Ainsi, au lendemain d’Agadir, un emprunt d’un milliard failli être émis, à partager entre l’Autriche et la Hongrie. Emprunt explicitement destiné aux armements austro-hongrois. Il ne fut évité que grâce à l’intervention d’un journaliste intègre, l’un des rares, André Cheradame, du Petit Journal, qui le paya de sa carrière.

emprunt-2---copie.JPGOu bien encore : à la veille de lancer son propre emprunt pour la défense nationale, le gouvernement français autorisa deux emprunts turcs – dont les Turcs feront le meilleur usage aux Dardanelles… Mieux, si l’on peut dire : une partie de cet emprunt servie à offrir une ristourne à l’Allemagne, débitrice de la Turquie, de sorte que la France se mit à rembourser littéralement les créances de son ennemi direct…

La même année, alors que l’effort de guerre s’annonçait terrible, l’Etat français consenti à lancer un emprunt bulgare, un emprunt grec et un emprunt chinois…

Les responsabilités politiques, on le voit, furent effarantes.

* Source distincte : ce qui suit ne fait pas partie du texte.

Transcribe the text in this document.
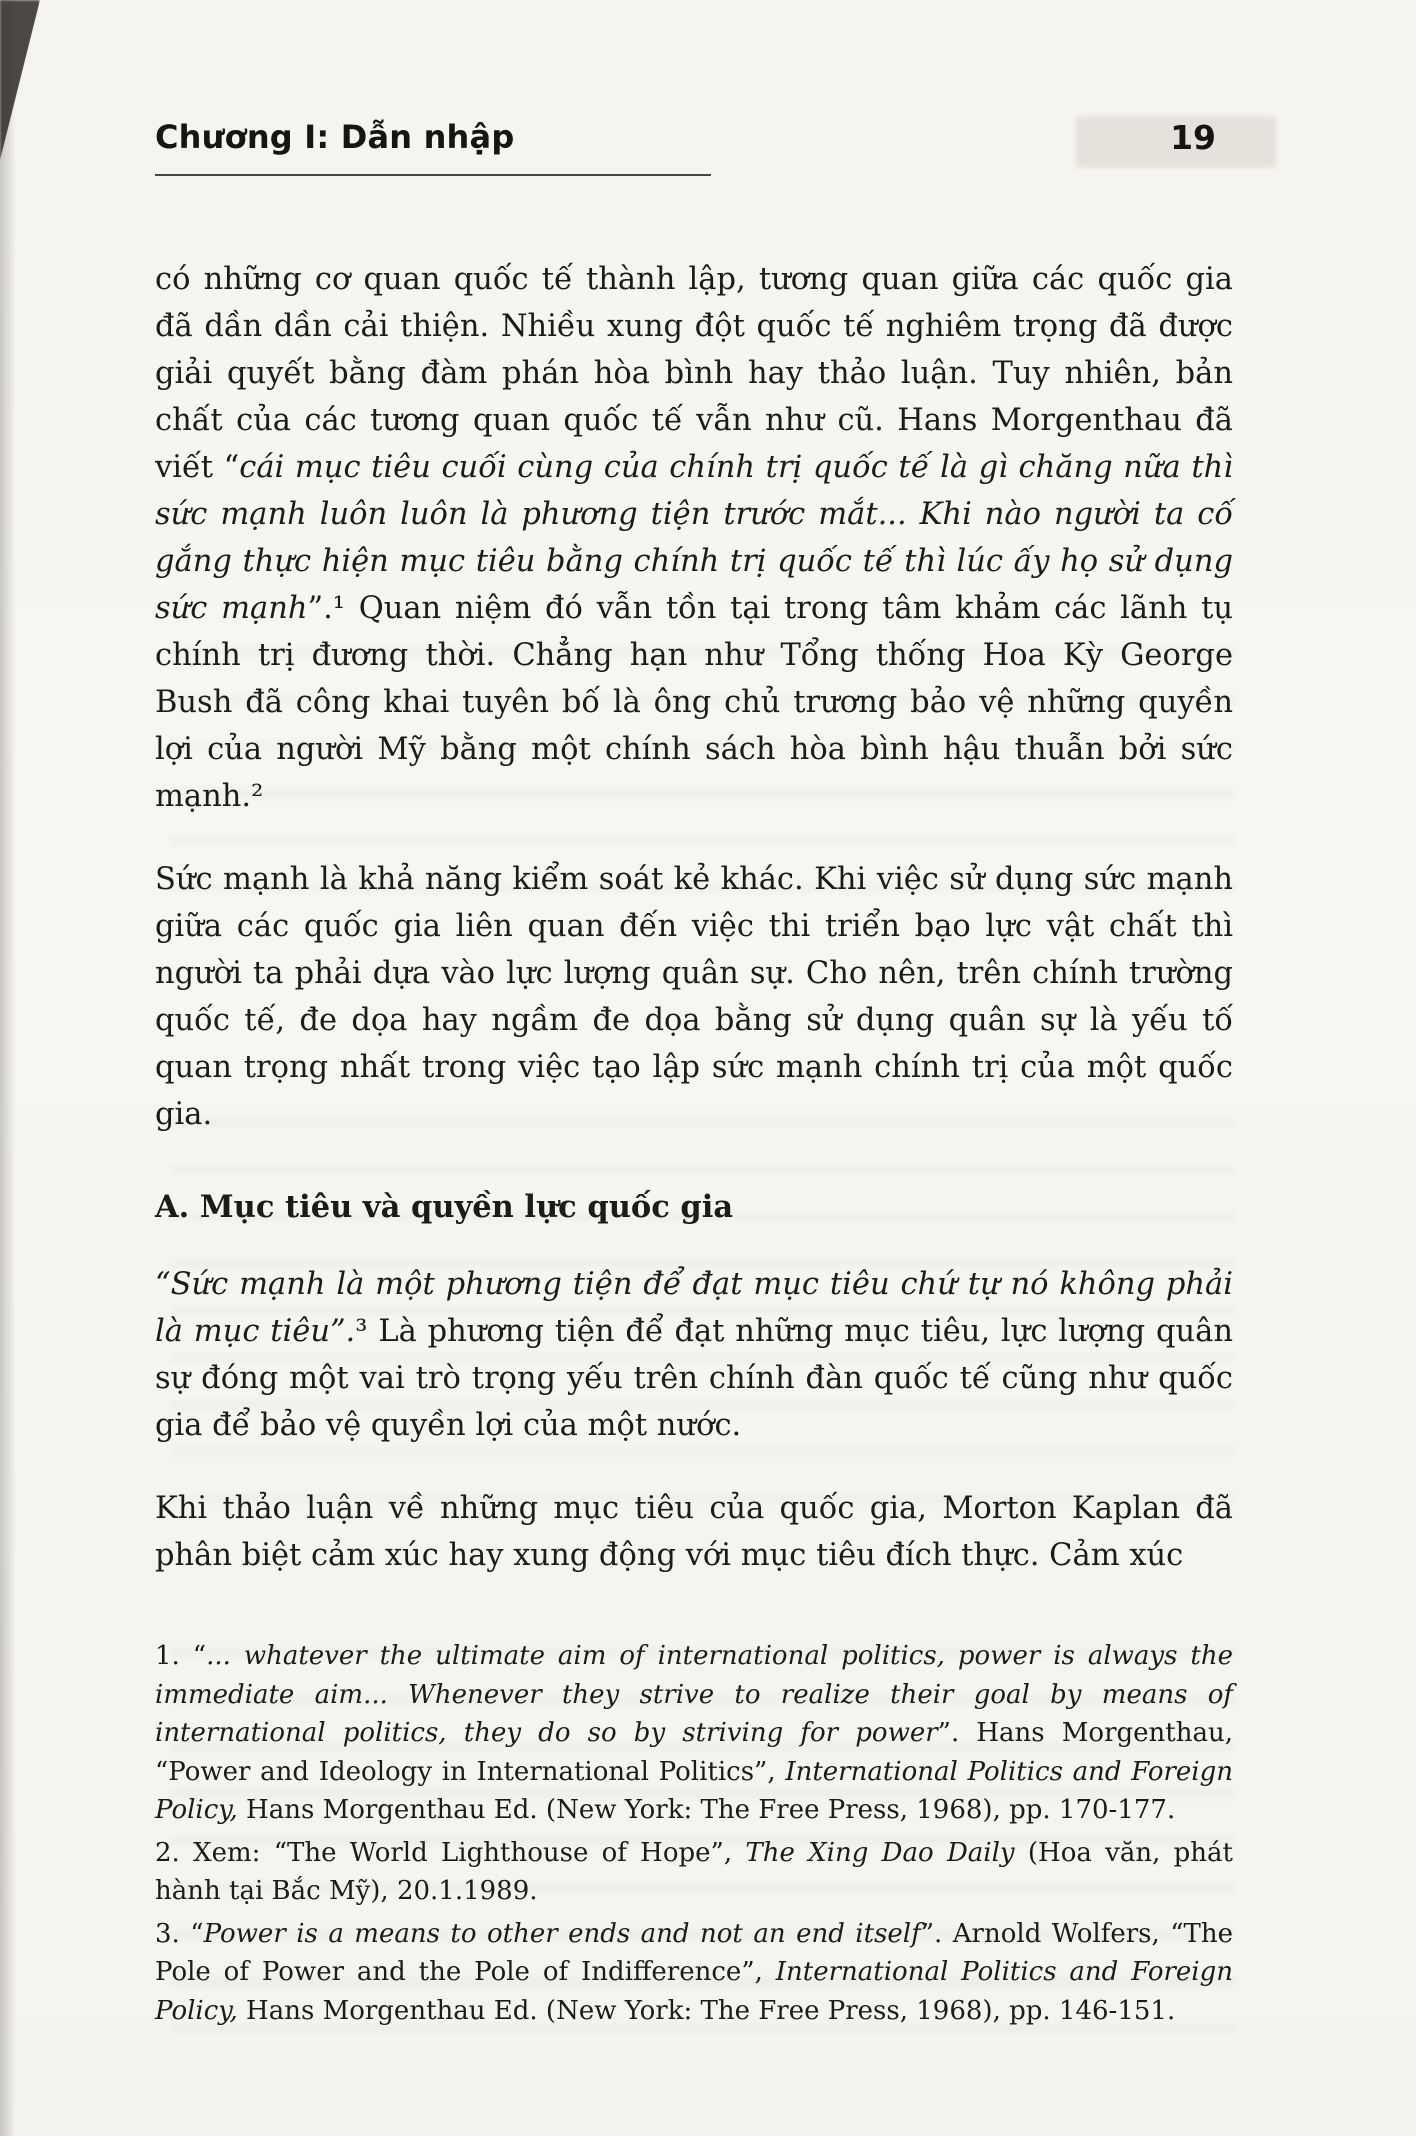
Chương I: Dẫn nhập	19

có những cơ quan quốc tế thành lập, tương quan giữa các quốc gia đã dần dần cải thiện. Nhiều xung đột quốc tế nghiêm trọng đã được giải quyết bằng đàm phán hòa bình hay thảo luận. Tuy nhiên, bản chất của các tương quan quốc tế vẫn như cũ. Hans Morgenthau đã viết “cái mục tiêu cuối cùng của chính trị quốc tế là gì chăng nữa thì sức mạnh luôn luôn là phương tiện trước mắt... Khi nào người ta cố gắng thực hiện mục tiêu bằng chính trị quốc tế thì lúc ấy họ sử dụng sức mạnh”.¹ Quan niệm đó vẫn tồn tại trong tâm khảm các lãnh tụ chính trị đương thời. Chẳng hạn như Tổng thống Hoa Kỳ George Bush đã công khai tuyên bố là ông chủ trương bảo vệ những quyền lợi của người Mỹ bằng một chính sách hòa bình hậu thuẫn bởi sức mạnh.²

Sức mạnh là khả năng kiểm soát kẻ khác. Khi việc sử dụng sức mạnh giữa các quốc gia liên quan đến việc thi triển bạo lực vật chất thì người ta phải dựa vào lực lượng quân sự. Cho nên, trên chính trường quốc tế, đe dọa hay ngầm đe dọa bằng sử dụng quân sự là yếu tố quan trọng nhất trong việc tạo lập sức mạnh chính trị của một quốc gia.

A. Mục tiêu và quyền lực quốc gia

“Sức mạnh là một phương tiện để đạt mục tiêu chứ tự nó không phải là mục tiêu”.³ Là phương tiện để đạt những mục tiêu, lực lượng quân sự đóng một vai trò trọng yếu trên chính đàn quốc tế cũng như quốc gia để bảo vệ quyền lợi của một nước.

Khi thảo luận về những mục tiêu của quốc gia, Morton Kaplan đã phân biệt cảm xúc hay xung động với mục tiêu đích thực. Cảm xúc

1. “... whatever the ultimate aim of international politics, power is always the immediate aim... Whenever they strive to realize their goal by means of international politics, they do so by striving for power”. Hans Morgenthau, “Power and Ideology in International Politics”, International Politics and Foreign Policy, Hans Morgenthau Ed. (New York: The Free Press, 1968), pp. 170-177.

2. Xem: “The World Lighthouse of Hope”, The Xing Dao Daily (Hoa văn, phát hành tại Bắc Mỹ), 20.1.1989.

3. “Power is a means to other ends and not an end itself”. Arnold Wolfers, “The Pole of Power and the Pole of Indifference”, International Politics and Foreign Policy, Hans Morgenthau Ed. (New York: The Free Press, 1968), pp. 146-151.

Et tout au long de cette guerre, et ce jusqu’au dernier mois, les gouvernements français ne cessèrent de peser sur les banques françaises pour qu’elles mettent à la disposition des nations étrangères une partie de l’épargne nationale… C’est que le rendement était meilleur… Et tant pis si, on le sait aujourd’hui, ces décisions contribuèrent tragiquement, en 1918, à la prolongation de la guerre… L’or français faisait couler le sang français, ainsi que finit par le constater Le Temps qui, dans son éditorial du 5 août 1918, écrivait : "les Etats étrangers ont, à la veille de la guerre, pris à notre épargne l’argent qui a été refusé à la France pour sa défense"…

Et n’évoquons ici même pas le plus connu de tous ces emprunts, le fameux emprunt russe, si ruineux pour l’épargne française, mais largement encouragé par les banques françaises et la presse à leur solde. La manne française coula ainsi dans un pays pétri de corruption -15 milliards de francs-or pour renflouer les caisses de Nicolas (II)…

Au total, la France aura investi dans cette période (des années 1910 à 1918) plus de 50 milliards en titres étrangers. Dans le même temps, elle ne devait investir que 4 milliards de francs-or dans la totalité de ses colonies, qui lui en rapportait évidemment bien plus… Emigrés en Suisse et en Belgique, ces capitaux français refluèrent en masse vers l’Allemagne…

Qu’on ne nous dise alors pas qu’il serait possible d’introduire de la morale dans une histoire qui ne peut s’avouer qu’immorale. –joël jégouzo--.